All’interno di questo strumento il Comune, oltre che esplicitare la sua strategia generale di allocazione delle strutture ricettive in tutte le varie forme, di cui gli alloggi turistici sono solo una parte, dei servizi connessi e della mobilità, definirebbe una serie di criteri di regolamentazione degli alloggi per locazioni turistiche:
- per zona, definendo un numero contingentato di alloggi turistici in relazione al numero dei residenti, con percentuali differenti tra zone del centro storico e della terraferma;
- per tipologie, favorendo unità dotate di accesso autonomo, fuori da contesti condominiali;
- per proprietà, solo alle persone fisiche, concedendo una autorizzazione per un solo immobile in proprietà da almeno 5 anni (a meno che non sia stato ereditato) oltre la propria casa di residenza. Dando priorità ai residenti nel Comune, per contenerne l’esodo.
- per fiscalità, classificando come prime case gli alloggi precedentemente affittati ad uso turistico e reimmessi nel mercato residenziale con contratti di durata uguale e/o superiore a quattro anni;
Criteri che possono cambiare nel tempo, perché le politiche necessitano di essere implementate, monitorate e riaggiustate per poter al meglio raggiungere gli obiettivi prefissati.
L’Art. 37-bis del Decreto Aiuti, dà questa legittimità al Comune, con particolare riguardo al centro storico e isole, forse peraltro sottostimando le possibili ripercussioni nel contesto di terraferma.
L’amministrazione comunale potrà definire all’interno della strumentazione urbanistica, limiti e criteri, ma non viene definita la procedura entro cui attualizzarli. All’interno di quale procedura viene applicata l’osservanza dei limiti e dei criteri definiti? Forse nella SCIA commerciale, per coloro che affittano a turisti in regime di partita IVA? Ma per quelli che affittano senza partita IVA, come funzionerebbe? In quale iter si collocherebbe il rispetto della conformità urbanistico-edilizia?
Da qui la nostra perplessità per il modo in cui la materia, che è norma ma che dovrebbe essere anche procedura, viene trattata, in questo modo così abbozzato e monco.
Esprimiamo il timore che questo articolo di
legge, sia una concessione fittizia che non porterà ad alcun efficace risultato.
Una bandierina politica per dire qualcosa abbiamo fatto, adesso
l’amministrazione lavori, senza però fornire strumenti attuativi.
Il criterio, poi, dei 120 giorni, oltre i quali può scattare il cambio d’uso e di classe dell’immobile, ci sembra una limitazione molto forte, espressione di un atteggiamento punitivo fine a sé stesso.
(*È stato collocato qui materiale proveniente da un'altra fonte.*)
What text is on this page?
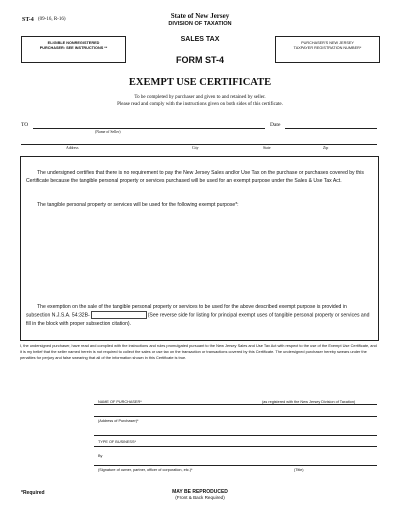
ST-4 (09-16, R-16)	State of New Jersey
DIVISION OF TAXATION
SALES TAX
FORM ST-4
ELIGIBLE NONREGISTERED
PURCHASER: SEE INSTRUCTIONS **
PURCHASER'S NEW JERSEY
TAXPAYER REGISTRATION NUMBER*
EXEMPT USE CERTIFICATE
To be completed by purchaser and given to and retained by seller.
Please read and comply with the instructions given on both sides of this certificate.
TO	Date
(Name of Seller)
Address	City	State	Zip
The undersigned certifies that there is no requirement to pay the New Jersey Sales and/or Use Tax on the purchase or purchases covered by this Certificate because the tangible personal property or services purchased will be used for an exempt purpose under the Sales & Use Tax Act.
The tangible personal property or services will be used for the following exempt purpose*:
The exemption on the sale of the tangible personal property or services to be used for the above described exempt purpose is provided in subsection N.J.S.A. 54:32B-	(See reverse side for listing for principal exempt uses of tangible personal property or services and fill in the block with proper subsection citation).
I, the undersigned purchaser, have read and complied with the instructions and rules promulgated pursuant to the New Jersey Sales and Use Tax Act with respect to the use of the Exempt Use Certificate, and it is my belief that the seller named herein is not required to collect the sales or use tax on the transaction or transactions covered by this Certificate. The undersigned purchaser hereby swears under the penalties for perjury and false swearing that all of the information shown in this Certificate is true.
NAME OF PURCHASER*	(as registered with the New Jersey Division of Taxation)
(Address of Purchaser)*
TYPE OF BUSINESS*
By
(Signature of owner, partner, officer of corporation, etc.)*	(Title)
*Required	MAY BE REPRODUCED
(Front & Back Required)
In altre realtà dove viene applicato questo limite, si dice che oltre occorre avere una autorizzazione speciale, non viene preteso il cambio d’uso, e quindi l’uscita definitiva dell’immobile da un potenziale mercato degli alloggi residenziali.
Allo stesso modo esprimiamo dubbi anche sul principio di rotazione, primo perché gli investimenti hanno bisogno di un tempo di rientro e poi perché preferiamo che il passaggio dall’affitto turistico a quello residenziale venga realizzato con incentivi premianti più che coercitivi, perché non è detto che quell’immobile ritorni automaticamente nel mercato degli affitti ordinari, con le regole attualmente vigenti, se gli viene negato l’accesso al mercato turistico.
In conclusione, se da una parte siamo favorevoli a dare all’Amministrazione Comunale strumenti di governance per la politica turistica, dall’altro vorremmo che lo Stato fornisse la cornice entro cui applicare gli strumenti, indicando procedure per la loro applicazione, in relazione a quelle in essere di altri enti, come la Regione, che in materia turistica hanno competenza.
Il nostro timore è che un regolamento, in queste condizioni, sia di difficile applicazione.